RE: How can I optimize a process on a NUMA architecture(x86-64 specifically)?

From: David Schwartz
Date: Sat May 22 2004 - 21:52:10 EST



> Let's say I have a 2 way opteron and want to run 4 long-lived processes.
> I fork and exec to create 1 of the processes, it chooses to run on
> processor 0 since processor 1 is overloaded at that time, so its
> homenode is processor 0. I fork and exec another, it chooses processor
> 0 since processors 1 is overloaded at that time. .. Let's say an uneven
> distribution is chosen for all 4 processes, with all processes mapped to
> processor 0. So they allocate on node 0 yet the scheduler will map these
> to both processors since CPU should be balanced.
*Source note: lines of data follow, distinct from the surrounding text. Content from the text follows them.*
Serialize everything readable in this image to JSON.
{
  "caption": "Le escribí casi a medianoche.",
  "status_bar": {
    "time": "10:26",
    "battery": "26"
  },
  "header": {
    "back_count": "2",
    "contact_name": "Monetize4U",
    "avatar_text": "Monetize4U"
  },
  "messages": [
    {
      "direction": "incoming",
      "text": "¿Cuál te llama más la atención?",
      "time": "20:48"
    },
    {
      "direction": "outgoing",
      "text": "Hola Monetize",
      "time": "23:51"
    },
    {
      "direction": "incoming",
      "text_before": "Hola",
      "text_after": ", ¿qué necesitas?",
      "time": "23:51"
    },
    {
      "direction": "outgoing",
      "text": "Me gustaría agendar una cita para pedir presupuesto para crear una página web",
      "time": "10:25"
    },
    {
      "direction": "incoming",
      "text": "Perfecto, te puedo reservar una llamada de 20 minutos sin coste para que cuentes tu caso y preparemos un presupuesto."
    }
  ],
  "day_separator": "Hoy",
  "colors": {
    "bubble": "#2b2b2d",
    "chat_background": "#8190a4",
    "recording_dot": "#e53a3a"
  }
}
In this case, you will
> have a situation where the second processor will have to fetch memory
> from the other processor's memory.
>
> So a better solution would be to use numactl to set the homenodes
> explicitly, choosing processor 0 for 2 processes, processor 1 for the 2
> other processes.
>
> Is this incorrect?

Generally, yes, it is. Surprisingly so. If you assume everything is
perfect, then this seems true. But in the real world, it almost never works
that way.

Consider, for example, if process 1 is responsible for most of the memory
load at any particular time. If it's on CPU #1 and all its memory is on CPU
#1, then the memory controller on CPU #2 is underused and memory bandwidth
suffers. This is why most BIOSes interlave the memory pages across the CPUs.
This gives you the best chance of being able to use both memory controllers
under load.

I don't think we've reached the point yet where treating x86-64 systems as
NUMA machines makes very much sense.